3. The method for processing the large-sized air compressing impeller according to claim 2, wherein the method comprises the following steps: the width of the groove bottom of the V-shaped groove is a, and the minimum width meeting the pressing requirement of the clamp is selected as the groove bottom width of the V-shaped groove.

4. The method for processing a large-sized compressor wheel according to claim 1, wherein: the two inclined walls of the V-shaped groove are both 45-degree inclined angles.

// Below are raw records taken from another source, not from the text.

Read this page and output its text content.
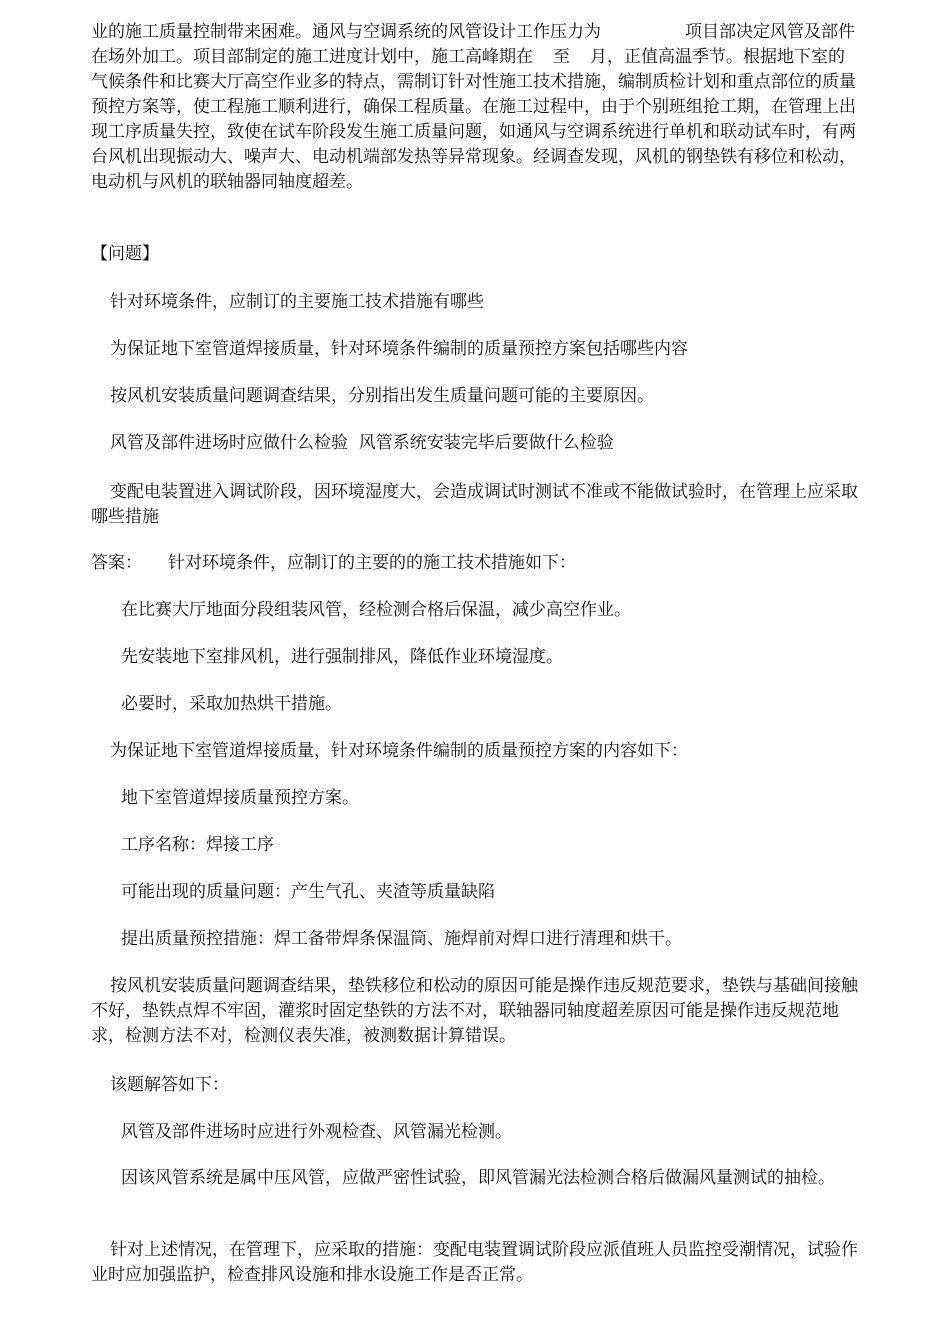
业的施工质量控制带来困难。通风与空调系统的风管设计工作压力为	项目部决定风管及部件在场外加工。项目部制定的施工进度计划中，施工高峰期在 至 月，正值高温季节。根据地下室的气候条件和比赛大厅高空作业多的特点，需制订针对性施工技术措施，编制质检计划和重点部位的质量预控方案等，使工程施工顺利进行，确保工程质量。在施工过程中，由于个别班组抢工期，在管理上出现工序质量失控，致使在试车阶段发生施工质量问题，如通风与空调系统进行单机和联动试车时，有两台风机出现振动大、噪声大、电动机端部发热等异常现象。经调查发现，风机的钢垫铁有移位和松动，电动机与风机的联轴器同轴度超差。

【问题】

针对环境条件，应制订的主要施工技术措施有哪些

为保证地下室管道焊接质量，针对环境条件编制的质量预控方案包括哪些内容

按风机安装质量问题调查结果，分别指出发生质量问题可能的主要原因。

风管及部件进场时应做什么检验  风管系统安装完毕后要做什么检验

变配电装置进入调试阶段，因环境湿度大，会造成调试时测试不准或不能做试验时，在管理上应采取哪些措施

答案： 针对环境条件，应制订的主要的的施工技术措施如下：

在比赛大厅地面分段组装风管，经检测合格后保温，减少高空作业。

先安装地下室排风机，进行强制排风，降低作业环境湿度。

必要时，采取加热烘干措施。

为保证地下室管道焊接质量，针对环境条件编制的质量预控方案的内容如下：

地下室管道焊接质量预控方案。

工序名称：焊接工序

可能出现的质量问题：产生气孔、夹渣等质量缺陷

提出质量预控措施：焊工备带焊条保温筒、施焊前对焊口进行清理和烘干。

按风机安装质量问题调查结果，垫铁移位和松动的原因可能是操作违反规范要求，垫铁与基础间接触不好，垫铁点焊不牢固，灌浆时固定垫铁的方法不对，联轴器同轴度超差原因可能是操作违反规范地求，检测方法不对，检测仪表失准，被测数据计算错误。

该题解答如下：

风管及部件进场时应进行外观检查、风管漏光检测。

因该风管系统是属中压风管，应做严密性试验，即风管漏光法检测合格后做漏风量测试的抽检。

针对上述情况，在管理下，应采取的措施：变配电装置调试阶段应派值班人员监控受潮情况，试验作业时应加强监护，检查排风设施和排水设施工作是否正常。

5. The method for machining a large-sized air compressing impeller according to claim 1, wherein in S7, the blade milling procedure is divided into rough milling and finish milling, a finish machining allowance of 0.2mm is reserved before finish milling, and finish milling is carried out 48 hours after the rough milling is finished.

6. The method of claim 1, wherein each of the large end faces comprises a back arc face, a large end circumferential face, and a large end boss end face and a large end circumferential face.

7. The method of claim 1, wherein each of the small end faces comprises an impeller locating face, and an end face and a circumferential face of the small end boss.